As with most commentators there is a tendency to polarise the situation and then choose one of the opposites as the solution.
The authors of Blue Ocean Strategy also have their own perspectives not least of which is a desire to sell their book.
My opinion, complete with my own underlying perspectives, is that to be sustainable change must come both from inside and outside a situation of interest. External revolutionary forces normally only generate lasting change when the mojority of stakeholders inside the system recognise the unsustainability of the current situation and begin to demand change. The internal gatekeepers then either slowly change their position to meet the groundswell of opinion or are cast aside.

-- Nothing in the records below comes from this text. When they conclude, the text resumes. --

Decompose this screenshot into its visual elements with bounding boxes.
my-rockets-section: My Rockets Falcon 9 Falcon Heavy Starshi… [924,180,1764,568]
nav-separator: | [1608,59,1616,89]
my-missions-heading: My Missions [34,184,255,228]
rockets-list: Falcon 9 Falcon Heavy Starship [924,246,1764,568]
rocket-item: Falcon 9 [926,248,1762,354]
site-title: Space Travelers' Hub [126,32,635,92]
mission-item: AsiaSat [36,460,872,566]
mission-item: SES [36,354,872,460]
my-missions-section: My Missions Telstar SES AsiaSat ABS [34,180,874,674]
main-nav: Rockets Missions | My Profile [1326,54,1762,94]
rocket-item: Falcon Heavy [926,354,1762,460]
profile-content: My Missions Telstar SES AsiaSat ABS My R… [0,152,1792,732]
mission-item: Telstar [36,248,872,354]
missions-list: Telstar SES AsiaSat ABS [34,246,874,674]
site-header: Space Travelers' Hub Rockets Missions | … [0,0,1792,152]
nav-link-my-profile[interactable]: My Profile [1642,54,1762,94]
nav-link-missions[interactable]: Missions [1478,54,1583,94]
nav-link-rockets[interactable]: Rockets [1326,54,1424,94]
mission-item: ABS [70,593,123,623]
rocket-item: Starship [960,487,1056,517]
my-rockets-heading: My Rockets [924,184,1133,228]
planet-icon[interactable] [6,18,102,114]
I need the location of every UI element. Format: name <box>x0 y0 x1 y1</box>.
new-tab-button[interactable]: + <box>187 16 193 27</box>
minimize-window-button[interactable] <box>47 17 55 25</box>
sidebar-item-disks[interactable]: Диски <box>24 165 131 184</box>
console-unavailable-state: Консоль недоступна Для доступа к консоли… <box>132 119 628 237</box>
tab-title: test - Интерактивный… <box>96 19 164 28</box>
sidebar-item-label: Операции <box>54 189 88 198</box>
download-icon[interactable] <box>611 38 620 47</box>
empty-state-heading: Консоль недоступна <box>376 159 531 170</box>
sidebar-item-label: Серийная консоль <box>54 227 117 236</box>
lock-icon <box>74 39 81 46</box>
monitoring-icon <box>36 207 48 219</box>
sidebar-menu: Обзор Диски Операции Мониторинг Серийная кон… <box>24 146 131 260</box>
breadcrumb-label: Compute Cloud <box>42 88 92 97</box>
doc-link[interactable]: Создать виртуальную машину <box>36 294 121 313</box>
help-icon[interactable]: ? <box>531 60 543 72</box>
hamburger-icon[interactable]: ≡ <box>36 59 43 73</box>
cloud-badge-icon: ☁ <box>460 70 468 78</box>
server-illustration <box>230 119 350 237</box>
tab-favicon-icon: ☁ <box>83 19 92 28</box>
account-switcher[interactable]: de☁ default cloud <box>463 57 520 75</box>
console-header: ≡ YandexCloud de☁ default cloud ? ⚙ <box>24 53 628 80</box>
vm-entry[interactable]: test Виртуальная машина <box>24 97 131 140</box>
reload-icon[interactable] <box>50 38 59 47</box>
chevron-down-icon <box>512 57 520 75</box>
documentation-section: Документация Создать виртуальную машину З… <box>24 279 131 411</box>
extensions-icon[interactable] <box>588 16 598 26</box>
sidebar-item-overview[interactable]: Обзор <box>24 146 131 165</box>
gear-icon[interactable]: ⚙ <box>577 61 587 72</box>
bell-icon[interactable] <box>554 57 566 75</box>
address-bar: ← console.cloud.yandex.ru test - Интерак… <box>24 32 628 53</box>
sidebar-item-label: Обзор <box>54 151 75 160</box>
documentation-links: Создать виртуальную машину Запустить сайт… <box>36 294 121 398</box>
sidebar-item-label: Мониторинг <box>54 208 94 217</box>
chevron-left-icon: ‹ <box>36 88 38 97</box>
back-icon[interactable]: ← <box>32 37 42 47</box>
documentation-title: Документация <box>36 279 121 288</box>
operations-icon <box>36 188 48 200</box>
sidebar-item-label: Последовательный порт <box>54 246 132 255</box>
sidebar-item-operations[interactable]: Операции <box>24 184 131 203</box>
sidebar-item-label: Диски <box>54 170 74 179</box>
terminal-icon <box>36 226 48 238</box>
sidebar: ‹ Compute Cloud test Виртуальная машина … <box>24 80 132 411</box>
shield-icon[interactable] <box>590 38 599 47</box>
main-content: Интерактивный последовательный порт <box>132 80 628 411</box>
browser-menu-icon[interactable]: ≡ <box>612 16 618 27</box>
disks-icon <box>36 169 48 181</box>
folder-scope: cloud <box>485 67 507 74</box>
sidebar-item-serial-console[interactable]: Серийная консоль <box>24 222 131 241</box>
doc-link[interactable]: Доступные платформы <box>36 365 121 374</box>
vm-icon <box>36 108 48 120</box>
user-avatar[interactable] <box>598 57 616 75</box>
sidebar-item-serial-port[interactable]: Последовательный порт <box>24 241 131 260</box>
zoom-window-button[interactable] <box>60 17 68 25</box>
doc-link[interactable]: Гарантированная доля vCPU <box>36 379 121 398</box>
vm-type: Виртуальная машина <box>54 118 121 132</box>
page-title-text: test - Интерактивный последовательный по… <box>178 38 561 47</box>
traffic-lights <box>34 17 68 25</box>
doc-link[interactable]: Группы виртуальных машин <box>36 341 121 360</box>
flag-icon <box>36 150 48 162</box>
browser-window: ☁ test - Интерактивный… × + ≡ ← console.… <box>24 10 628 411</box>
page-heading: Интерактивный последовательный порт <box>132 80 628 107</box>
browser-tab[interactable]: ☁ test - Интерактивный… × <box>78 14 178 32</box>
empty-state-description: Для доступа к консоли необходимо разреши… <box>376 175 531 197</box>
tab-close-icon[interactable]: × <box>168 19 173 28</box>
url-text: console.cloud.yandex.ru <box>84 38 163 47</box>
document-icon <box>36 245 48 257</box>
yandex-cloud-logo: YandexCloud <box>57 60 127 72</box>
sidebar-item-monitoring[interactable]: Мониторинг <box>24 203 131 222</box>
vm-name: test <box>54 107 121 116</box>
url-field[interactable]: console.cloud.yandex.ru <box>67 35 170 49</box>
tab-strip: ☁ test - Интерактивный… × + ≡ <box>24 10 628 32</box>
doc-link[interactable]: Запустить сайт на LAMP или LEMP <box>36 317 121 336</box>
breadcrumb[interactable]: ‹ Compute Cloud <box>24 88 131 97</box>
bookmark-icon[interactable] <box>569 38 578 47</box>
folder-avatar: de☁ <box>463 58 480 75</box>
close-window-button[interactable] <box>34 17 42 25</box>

I believe we need to recognised both the internal and external levers for change and utilise them together.
Steve
@Steve: Right on, Steve. Thanks to Claude Levi-Strauss we know that human narratives are built around binary oppositions. It’s easy to fall into that trap, especially with a blog post, a limited form at best. Opposing approaches are simpler to discuss: incremental vs. differential, evolutionary vs. revolutionary, innovation vs. invention…
But you’re right, absolutely we must take all possible paths toward sustainability, in line with its diversity orientation. In fact, for a few weeks now I’ve had a post brewing titled, Do all roads lead to sustainability? Thanks to you, it’s moved up the drafts ladder!